Transgender Victoria was co-founded by Kayleen White and Sally Goldner, in the late 1990s. Current board members include Jax Brown, Michelle McNamara, Fidan Senova, Sophie Shrimpton and Dr. Son Vivienne.

== Activism ==

Transgender Victoria presents on transgender and gender diverse issues to universities and medical students, media organisations and many others. A "What makes an Ally" project in partnership with Ygender promotes acceptance of transgender and gender diverse people.
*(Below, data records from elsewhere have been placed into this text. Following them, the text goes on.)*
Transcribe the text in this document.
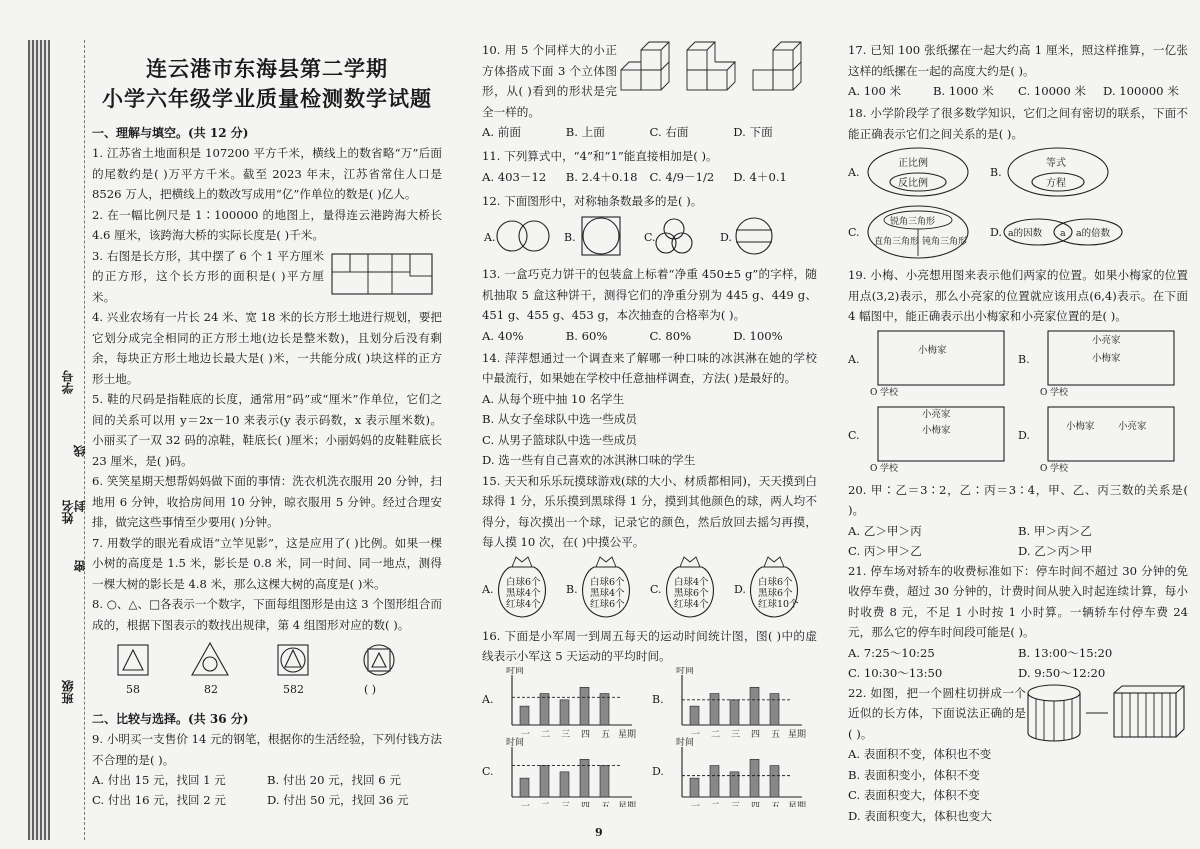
班级
姓名
学号
线
封
密
连云港市东海县第二学期
小学六年级学业质量检测数学试题
一、理解与填空。(共 12 分)
1. 江苏省土地面积是 107200 平方千米，横线上的数省略“万”后面的尾数约是( )万平方千米。截至 2023 年末，江苏省常住人口是 8526 万人，把横线上的数改写成用“亿”作单位的数是( )亿人。
2. 在一幅比例尺是 1∶100000 的地图上，量得连云港跨海大桥长 4.6 厘米，该跨海大桥的实际长度是( )千米。
3. 右图是长方形，其中摆了 6 个 1 平方厘米的正方形，这个长方形的面积是( )平方厘米。
4. 兴业农场有一片长 24 米、宽 18 米的长方形土地进行规划，要把它划分成完全相同的正方形土地(边长是整米数)，且划分后没有剩余，每块正方形土地边长最大是( )米，一共能分成( )块这样的正方形土地。
5. 鞋的尺码是指鞋底的长度，通常用“码”或“厘米”作单位，它们之间的关系可以用 y＝2x－10 来表示(y 表示码数，x 表示厘米数)。小丽买了一双 32 码的凉鞋，鞋底长( )厘米；小丽妈妈的皮鞋鞋底长 23 厘米，是( )码。
6. 笑笑星期天想帮妈妈做下面的事情：洗衣机洗衣服用 20 分钟，扫地用 6 分钟，收拾房间用 10 分钟，晾衣服用 5 分钟。经过合理安排，做完这些事情至少要用( )分钟。
7. 用数学的眼光看成语“立竿见影”，这是应用了( )比例。如果一棵小树的高度是 1.5 米，影长是 0.8 米，同一时间、同一地点，测得一棵大树的影长是 4.8 米，那么这棵大树的高度是( )米。
8. ○、△、□各表示一个数字，下面每组图形是由这 3 个图形组合而成的，根据下图表示的数找出规律，第 4 组图形对应的数( )。
58	82	582	( )
二、比较与选择。(共 36 分)
9. 小明买一支售价 14 元的钢笔，根据你的生活经验，下列付钱方法不合理的是( )。
A. 付出 15 元，找回 1 元	B. 付出 20 元，找回 6 元
C. 付出 16 元，找回 2 元	D. 付出 50 元，找回 36 元
10. 用 5 个同样大的小正方体搭成下面 3 个立体图形，从( )看到的形状是完全一样的。
A. 前面	B. 上面	C. 右面	D. 下面
11. 下列算式中，“4”和“1”能直接相加是( )。
A. 403－12	B. 2.4＋0.18	C. 4/9－1/2	D. 4＋0.1
12. 下面图形中，对称轴条数最多的是( )。
A.	B.	C.	D.
13. 一盒巧克力饼干的包装盒上标着“净重 450±5 g”的字样，随机抽取 5 盒这种饼干，测得它们的净重分别为 445 g、449 g、451 g、455 g、453 g，本次抽查的合格率为( )。
A. 40%	B. 60%	C. 80%	D. 100%
14. 萍萍想通过一个调查来了解哪一种口味的冰淇淋在她的学校中最流行，如果她在学校中任意抽样调查，方法( )是最好的。
A. 从每个班中抽 10 名学生
B. 从女子垒球队中选一些成员
C. 从男子篮球队中选一些成员
D. 选一些有自己喜欢的冰淇淋口味的学生
15. 天天和乐乐玩摸球游戏(球的大小、材质都相同)，天天摸到白球得 1 分，乐乐摸到黑球得 1 分，摸到其他颜色的球，两人均不得分，每次摸出一个球，记录它的颜色，然后放回去摇匀再摸，每人摸 10 次，在( )中摸公平。
A.
白球6个
黑球4个
红球4个
B.
白球6个
黑球4个
红球6个
C.
白球4个
黑球6个
红球4个
D.
白球6个
黑球6个
红球10个
16. 下面是小军周一到周五每天的运动时间统计图，图( )中的虚线表示小军这 5 天运动的平均时间。
A.
时间
星期
一 二 三 四 五
B.
时间
星期
一 二 三 四 五
C.
时间
星期
一 二 三 四 五
D.
时间
星期
一 二 三 四 五
17. 已知 100 张纸摞在一起大约高 1 厘米，照这样推算，一亿张这样的纸摞在一起的高度大约是( )。
A. 100 米	B. 1000 米	C. 10000 米	D. 100000 米
18. 小学阶段学了很多数学知识，它们之间有密切的联系，下面不能正确表示它们之间关系的是( )。
A.
正比例
反比例
B.
等式
方程
C.
锐角三角形
直角三角形 钝角三角形
D. a的因数 a a的倍数
19. 小梅、小亮想用图来表示他们两家的位置。如果小梅家的位置用点(3,2)表示，那么小亮家的位置就应该用点(6,4)表示。在下面 4 幅图中，能正确表示出小梅家和小亮家位置的是( )。
A.
O 学校
小梅家
B.
O 学校
小亮家
小梅家
C.
O 学校
小亮家
小梅家	D.
O 学校
小梅家 小亮家
20. 甲∶乙＝3∶2，乙∶丙＝3∶4，甲、乙、丙三数的关系是( )。
A. 乙＞甲＞丙	B. 甲＞丙＞乙
C. 丙＞甲＞乙	D. 乙＞丙＞甲
21. 停车场对轿车的收费标准如下：停车时间不超过 30 分钟的免收停车费，超过 30 分钟的，计费时间从驶入时起连续计算，每小时收费 8 元，不足 1 小时按 1 小时算。一辆轿车付停车费 24 元，那么它的停车时间段可能是( )。
A. 7:25～10:25	B. 13:00～15:20
C. 10:30～13:50	D. 9:50～12:20
22. 如图，把一个圆柱切拼成一个近似的长方体，下面说法正确的是( )。
A. 表面积不变，体积也不变
B. 表面积变小，体积不变
C. 表面积变大，体积不变
D. 表面积变大，体积也变大
9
TGV also provides peer support, in particular on anxiety and depression issues. TGV also provides LGBT and intersex cultural competency training in aged care.

TGV works on advocacy issues in partnership with many other organizations, including on anti-discrimination protections. On 25 June 2013, the Commonwealth Sex Discrimination Amendment (Sexual Orientation, Gender Identity and Intersex Status) Act passed following collaborative advocacy work, and with cross-party support. It became law on 1 August 2013.

== Awards and recognition ==

Transgender Victoria received the Australian Human Rights Commission's 2014 "Community Award - Organisation" in December 2014. TGV was shortlisted "for its dedication to achieving justice, equity and quality health and community services for transgender people, their partners, families and friends".

== Affiliations ==

TGV is a member of LGBTIQ+ Health Australia.